I am however going through a divorce and recovering from various other not-directly-related-but-somewhat-related blows, so I may be a little sensitive to it all right now.
But I’m digressing slightly. Only slightly. The thing is, in times like this, I can’t help but think about my mindset when I decided to have a baby. I was 32, and life before then had been anything but calm and drama-free. I had in my early 20’s been told my chances of getting pregnant were basically nil. So I went through the whole process of grieving and accepting that I wasn’t going to have a child. Later I found I could get pregnant by the fact that I did, then miscarried. Then divorced. And went through a whole different but same process of accepting that being a mom wasn’t going to be in my future. Came to embrace it even. Being child-free meant being free to do other things.
So when I did meet, fall in love, and get married to someone who had a strong preference for having children, I was still on the fence about it. I’d say when it happened I was 60-40 and “If we’re going to do it we might as well do it now.”
It was the way things looked on paper that had me trepidatious. The costs and sacrifices being weighed with the ghost of an idea of loving someone so much they’d be worth the costs and sacrifices. I was never much a of coo-er over babies that didn’t belong to me somehow. I didn’t melt over other people’s children and wish I had one too.
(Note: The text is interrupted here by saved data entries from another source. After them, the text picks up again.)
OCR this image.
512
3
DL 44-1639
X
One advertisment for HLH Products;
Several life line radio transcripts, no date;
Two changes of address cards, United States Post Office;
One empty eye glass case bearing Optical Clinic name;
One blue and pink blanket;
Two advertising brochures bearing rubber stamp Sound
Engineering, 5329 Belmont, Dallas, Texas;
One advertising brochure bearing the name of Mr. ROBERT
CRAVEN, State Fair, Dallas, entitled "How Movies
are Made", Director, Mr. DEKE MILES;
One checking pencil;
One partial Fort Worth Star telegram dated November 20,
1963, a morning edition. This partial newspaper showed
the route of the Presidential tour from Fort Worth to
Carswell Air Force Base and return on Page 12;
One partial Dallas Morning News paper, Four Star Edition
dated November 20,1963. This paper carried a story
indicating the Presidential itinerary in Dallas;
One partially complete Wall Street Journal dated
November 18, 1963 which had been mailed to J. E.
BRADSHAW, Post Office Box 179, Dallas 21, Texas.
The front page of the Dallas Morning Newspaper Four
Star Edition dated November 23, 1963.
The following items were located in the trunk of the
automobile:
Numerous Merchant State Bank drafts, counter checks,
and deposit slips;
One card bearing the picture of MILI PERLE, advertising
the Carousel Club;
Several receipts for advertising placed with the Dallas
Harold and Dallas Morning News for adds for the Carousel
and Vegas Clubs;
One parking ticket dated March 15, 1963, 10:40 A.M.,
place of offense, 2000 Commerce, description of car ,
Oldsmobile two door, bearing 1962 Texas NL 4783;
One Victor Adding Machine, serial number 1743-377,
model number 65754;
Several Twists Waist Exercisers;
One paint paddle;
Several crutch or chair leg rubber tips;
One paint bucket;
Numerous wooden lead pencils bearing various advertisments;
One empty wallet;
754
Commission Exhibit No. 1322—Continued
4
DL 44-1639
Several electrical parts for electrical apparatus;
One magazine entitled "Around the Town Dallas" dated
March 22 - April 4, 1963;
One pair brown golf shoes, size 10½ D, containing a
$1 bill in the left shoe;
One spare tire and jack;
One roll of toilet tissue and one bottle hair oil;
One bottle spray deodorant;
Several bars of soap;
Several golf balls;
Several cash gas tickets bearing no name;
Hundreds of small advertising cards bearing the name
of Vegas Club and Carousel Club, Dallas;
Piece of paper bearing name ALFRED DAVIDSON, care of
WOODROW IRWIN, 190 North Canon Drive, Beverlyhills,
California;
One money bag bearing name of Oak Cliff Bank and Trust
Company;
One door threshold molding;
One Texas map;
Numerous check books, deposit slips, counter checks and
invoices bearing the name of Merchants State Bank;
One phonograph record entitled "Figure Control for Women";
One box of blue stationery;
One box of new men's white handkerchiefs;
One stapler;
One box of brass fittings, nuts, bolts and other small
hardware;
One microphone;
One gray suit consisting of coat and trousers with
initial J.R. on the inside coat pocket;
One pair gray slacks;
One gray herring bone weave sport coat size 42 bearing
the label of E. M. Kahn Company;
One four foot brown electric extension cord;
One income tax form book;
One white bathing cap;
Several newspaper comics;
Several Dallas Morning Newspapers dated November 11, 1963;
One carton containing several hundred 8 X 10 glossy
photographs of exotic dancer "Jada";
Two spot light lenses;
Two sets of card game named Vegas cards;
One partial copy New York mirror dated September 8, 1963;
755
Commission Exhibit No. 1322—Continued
I just saw dirty diapers and snotty noses and screaming tantrums.
And these are the things I think of now. What I’d had on that “paper” was nothing – nothing – compared to the true costs and sacrifices. And if I would have known, I would have said NO. No way. Even had the rest been put on paper – his beautiful smiles, witty personality, what it feels like when he says “I love you, Mommy,” - I would have mistrusted myself for the sentimental twit I can be sometimes. No trustworthy message could have come with that price tag that I would have believed “and you’ll find it all worth it.”
I would have said “I think I’ll take option B and take my childless self to Hawaii now, which I may never see with option A.”
I would have never known the person I missed out on, the indescribable thing that goes beyond dirty diapers and snotty noses and germy race-car shopping carts. Beyond high needs and Autism and endless worry. Beyond every sacrifice I’ve made and thing I’ve lost that I would have never believed worth it.
I would have never known what I’d lost and that makes me thank God - THANK GOD that I didn’t know what I was sacrificing. 
The funny thing is, on paper many people would have said to me “If that’s the way you feel, you probably shouldn’t have children.” And it’s true that many probably shouldn’t, and do anyway. But you just never know sometimes what a person’s made of until they get there. Wherever there is for them.

I laugh because I’m only relating my own story and not trying to convince anyone to have children. Though I do think about those who have had abortions because they didn’t think they could pay the price demanded for a special needs child. The ones who did see it on paper. The ones who couldn’t imagine that the thing they sacrificed to preserve their own way of life would have, in just a few months, been the thing they would have gladly died for.
What would I say to someone who's on that fence? “The love, the joy, the anguish; it’s indescribable. It’s like- it’s like… You’re just going to have to come see for yourself. But it’s so worth it.”